捕食者-被捕者中含有化学计量学的离散型模型

A Discrete Predator-prey Model with Stoichiometric Factor

大部分捕食者-被捕者模型是连续的,但是生物的发展未必是连续的,而且环境变化对生物的作用普遍存在时滞性.根据连续系统考虑的捕食者和被捕者的相互作用、Beverton-Holt差分方程以及化学计量学因素对系统的影响,建立了离散的捕食者-被捕者模型.分析表明:新建立的模型,基本上保留了连续系统的基本特征,揭示了能量富足的矛盾.进一步通过对全局的吸引集的构造,对模型的动力学行为有深刻的认识,还指出了生物灭绝和濒临灭绝的差别,这表明新模型比连续系统和直接利用连续解的离散方法得到的离散模型包含更多的生物意义.

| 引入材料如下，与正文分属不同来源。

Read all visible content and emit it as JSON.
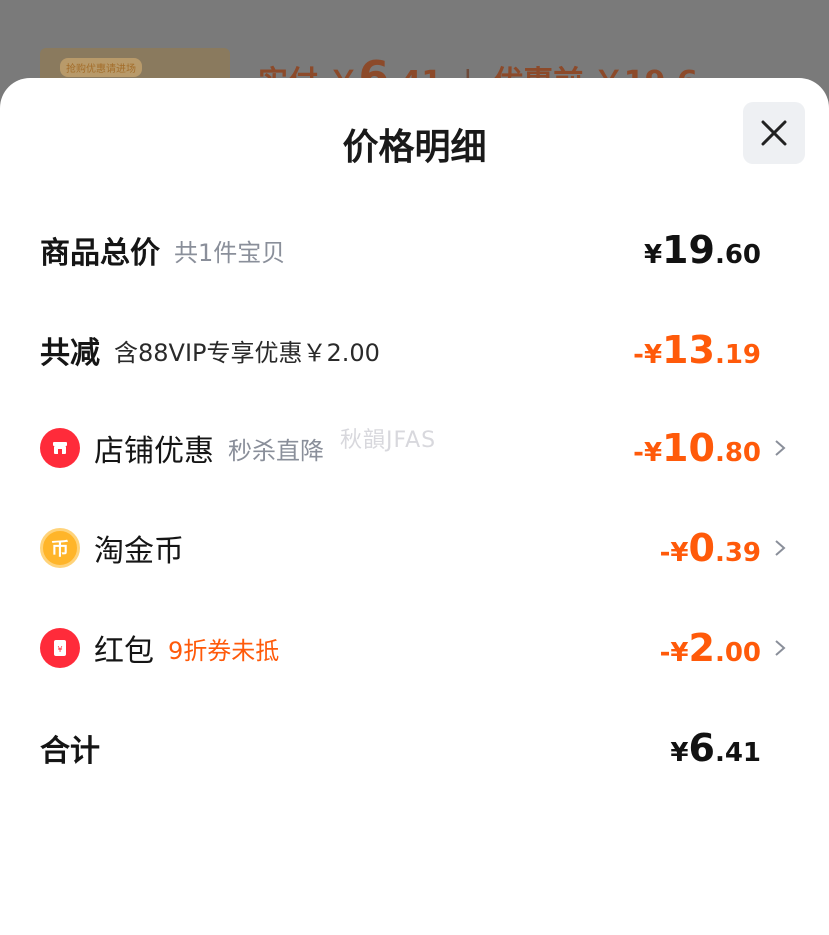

Most of predator-prey systems are continuous; but the growth of organisms is not necessarily continuous and the effect of the environmental change is not instantaneous, either. Having considered the interaction between the predator and the prey in continuous system, Beverton-Holt equation and the influence of the stoichiometric factor to the system, we construct predator-prey model. The analysis shows that they retain most of the fundamental features of the continuous model and also reveal the paradox of energy; Also analytical and numerical analyses of the model provide more insight into system dynamics including a set of global attraction, meanwhile we notes the fine distinctions between the two states of organisms--facing to die out and having died out, which indicate that it contains more biologic phenomena than continuous model and discrete one deduced from continuous one by using the continuous solution discretely.